There has been virtually no caselaw developed with respect to defective detainer warrants in parole revocation situations. But the authority that does exist supports the pragmatic view that technical error which does not in any way prejudice the prisoner does not serve to void the warrant. Thus in Perry v. United States, 831 F.2d 811, 813 (8th Cir. 1987), cert. denied, 485 U.S. 963, 108 S. Ct. 1230, 99 L. Ed. 2d 429 (1988), the Court relied upon the principle that "technical and non-prejudicial variances" do not result in constitutional violations. Also, in Martineau v. Perrin, 601 F.2d 1201, 1205 (1st Cir. 1977), the Court emphasized the fact that notice of the charges before the parole board need not meet the level of accuracy and specificity of notice required in a criminal prosecution. "While the complaint may have been carelessly worded, petitioner had actual notice of the ... charges. His failure to claim surprise ... attests to this." We also point to Alger v. Page County Sheriff's Dept., 408 F. Supp. 978 (W.D. Va. 1976), in which the district court stressed that a warrant issued by a parole officer is not to be judged by the same high standards as a warrant for arrest for suspicion of crime or for a search.

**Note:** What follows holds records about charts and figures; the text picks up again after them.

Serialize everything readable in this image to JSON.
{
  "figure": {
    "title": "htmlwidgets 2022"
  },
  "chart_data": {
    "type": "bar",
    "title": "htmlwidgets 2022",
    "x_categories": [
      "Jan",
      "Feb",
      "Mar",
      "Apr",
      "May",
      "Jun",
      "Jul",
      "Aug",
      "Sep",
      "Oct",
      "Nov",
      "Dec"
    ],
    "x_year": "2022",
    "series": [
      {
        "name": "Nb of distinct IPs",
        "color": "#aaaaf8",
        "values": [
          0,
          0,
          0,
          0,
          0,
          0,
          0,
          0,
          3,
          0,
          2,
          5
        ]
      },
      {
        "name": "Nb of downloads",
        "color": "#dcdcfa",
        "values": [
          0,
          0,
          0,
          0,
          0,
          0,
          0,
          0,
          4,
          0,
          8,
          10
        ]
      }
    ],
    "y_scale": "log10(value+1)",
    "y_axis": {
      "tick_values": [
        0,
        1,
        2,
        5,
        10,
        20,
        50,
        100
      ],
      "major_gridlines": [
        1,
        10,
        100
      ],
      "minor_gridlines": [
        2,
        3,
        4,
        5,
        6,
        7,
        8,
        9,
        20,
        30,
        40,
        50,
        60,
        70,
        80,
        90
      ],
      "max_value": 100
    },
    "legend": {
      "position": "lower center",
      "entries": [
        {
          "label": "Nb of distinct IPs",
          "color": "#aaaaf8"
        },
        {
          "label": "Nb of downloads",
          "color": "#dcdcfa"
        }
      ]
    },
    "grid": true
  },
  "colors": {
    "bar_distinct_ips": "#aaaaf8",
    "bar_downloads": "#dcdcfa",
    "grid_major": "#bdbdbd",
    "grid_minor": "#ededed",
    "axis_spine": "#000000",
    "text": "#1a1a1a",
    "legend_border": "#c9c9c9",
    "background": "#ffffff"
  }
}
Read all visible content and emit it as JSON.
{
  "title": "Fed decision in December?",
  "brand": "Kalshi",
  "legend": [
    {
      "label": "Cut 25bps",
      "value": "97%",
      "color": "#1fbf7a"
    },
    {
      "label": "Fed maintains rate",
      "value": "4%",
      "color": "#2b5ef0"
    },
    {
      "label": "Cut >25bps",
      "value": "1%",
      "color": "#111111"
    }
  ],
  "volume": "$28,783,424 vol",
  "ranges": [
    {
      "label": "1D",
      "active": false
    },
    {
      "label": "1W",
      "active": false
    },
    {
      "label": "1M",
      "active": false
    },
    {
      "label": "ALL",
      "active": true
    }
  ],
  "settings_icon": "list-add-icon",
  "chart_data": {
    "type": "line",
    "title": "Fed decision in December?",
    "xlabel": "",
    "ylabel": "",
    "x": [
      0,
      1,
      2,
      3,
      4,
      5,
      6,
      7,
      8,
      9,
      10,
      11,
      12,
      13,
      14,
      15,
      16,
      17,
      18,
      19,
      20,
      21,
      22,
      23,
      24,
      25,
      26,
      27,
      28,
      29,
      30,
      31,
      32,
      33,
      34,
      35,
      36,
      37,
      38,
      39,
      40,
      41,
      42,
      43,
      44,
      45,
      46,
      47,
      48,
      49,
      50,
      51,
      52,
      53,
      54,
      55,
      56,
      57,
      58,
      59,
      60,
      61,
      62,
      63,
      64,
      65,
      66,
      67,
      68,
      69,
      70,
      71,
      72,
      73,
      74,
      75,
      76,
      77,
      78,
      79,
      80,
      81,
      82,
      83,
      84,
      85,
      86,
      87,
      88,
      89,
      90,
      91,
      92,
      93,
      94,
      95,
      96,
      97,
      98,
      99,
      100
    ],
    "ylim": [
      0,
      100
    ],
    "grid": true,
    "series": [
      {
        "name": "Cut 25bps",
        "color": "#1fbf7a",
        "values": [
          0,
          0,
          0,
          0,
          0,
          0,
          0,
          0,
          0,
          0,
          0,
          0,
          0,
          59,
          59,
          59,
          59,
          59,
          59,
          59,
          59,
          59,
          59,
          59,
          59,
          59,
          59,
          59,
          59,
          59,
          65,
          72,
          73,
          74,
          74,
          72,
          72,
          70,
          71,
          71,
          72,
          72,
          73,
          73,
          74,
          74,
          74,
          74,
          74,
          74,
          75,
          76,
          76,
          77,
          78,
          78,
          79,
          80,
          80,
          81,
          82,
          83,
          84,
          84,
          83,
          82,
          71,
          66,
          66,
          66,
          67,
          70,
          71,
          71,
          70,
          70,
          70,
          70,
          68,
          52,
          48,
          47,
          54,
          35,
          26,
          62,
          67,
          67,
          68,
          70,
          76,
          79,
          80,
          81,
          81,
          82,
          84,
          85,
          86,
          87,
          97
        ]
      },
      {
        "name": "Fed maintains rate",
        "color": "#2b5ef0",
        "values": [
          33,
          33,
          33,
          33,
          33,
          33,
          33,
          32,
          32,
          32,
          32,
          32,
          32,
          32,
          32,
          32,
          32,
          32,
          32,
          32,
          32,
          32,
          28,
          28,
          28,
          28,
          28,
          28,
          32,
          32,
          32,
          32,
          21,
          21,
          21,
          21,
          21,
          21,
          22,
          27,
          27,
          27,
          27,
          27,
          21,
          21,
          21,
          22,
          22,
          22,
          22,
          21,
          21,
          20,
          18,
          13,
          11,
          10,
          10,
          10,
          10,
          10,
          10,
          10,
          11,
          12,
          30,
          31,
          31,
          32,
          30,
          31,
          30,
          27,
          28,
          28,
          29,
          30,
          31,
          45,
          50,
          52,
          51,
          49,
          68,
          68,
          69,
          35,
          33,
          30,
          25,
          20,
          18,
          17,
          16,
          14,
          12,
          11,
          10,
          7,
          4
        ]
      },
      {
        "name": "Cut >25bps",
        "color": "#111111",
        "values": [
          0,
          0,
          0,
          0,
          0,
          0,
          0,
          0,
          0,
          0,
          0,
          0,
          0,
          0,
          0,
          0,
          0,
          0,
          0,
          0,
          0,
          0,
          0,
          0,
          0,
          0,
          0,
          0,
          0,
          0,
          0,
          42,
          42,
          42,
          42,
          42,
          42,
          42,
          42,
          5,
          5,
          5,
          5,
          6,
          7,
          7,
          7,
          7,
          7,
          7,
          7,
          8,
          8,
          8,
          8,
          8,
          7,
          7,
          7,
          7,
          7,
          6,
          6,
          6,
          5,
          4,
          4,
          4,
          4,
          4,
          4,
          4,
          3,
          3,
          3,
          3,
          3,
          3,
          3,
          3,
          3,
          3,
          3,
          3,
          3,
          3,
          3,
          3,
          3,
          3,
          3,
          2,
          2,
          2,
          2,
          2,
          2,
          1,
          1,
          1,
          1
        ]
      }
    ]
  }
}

These authorities state the correct law applicable to this case. Appellant knew he was serving a parole, whether or not he knew the source of the parole. He is not prejudiced in any way. The issue which he had to face was whether he had been arrested for an offense while he was serving a special parole term. He was notified by the warrant that he was serving a special parole term at that time. The notification was correct. No possible prejudice to him has been shown. The district court properly denied the writ of habeas corpus.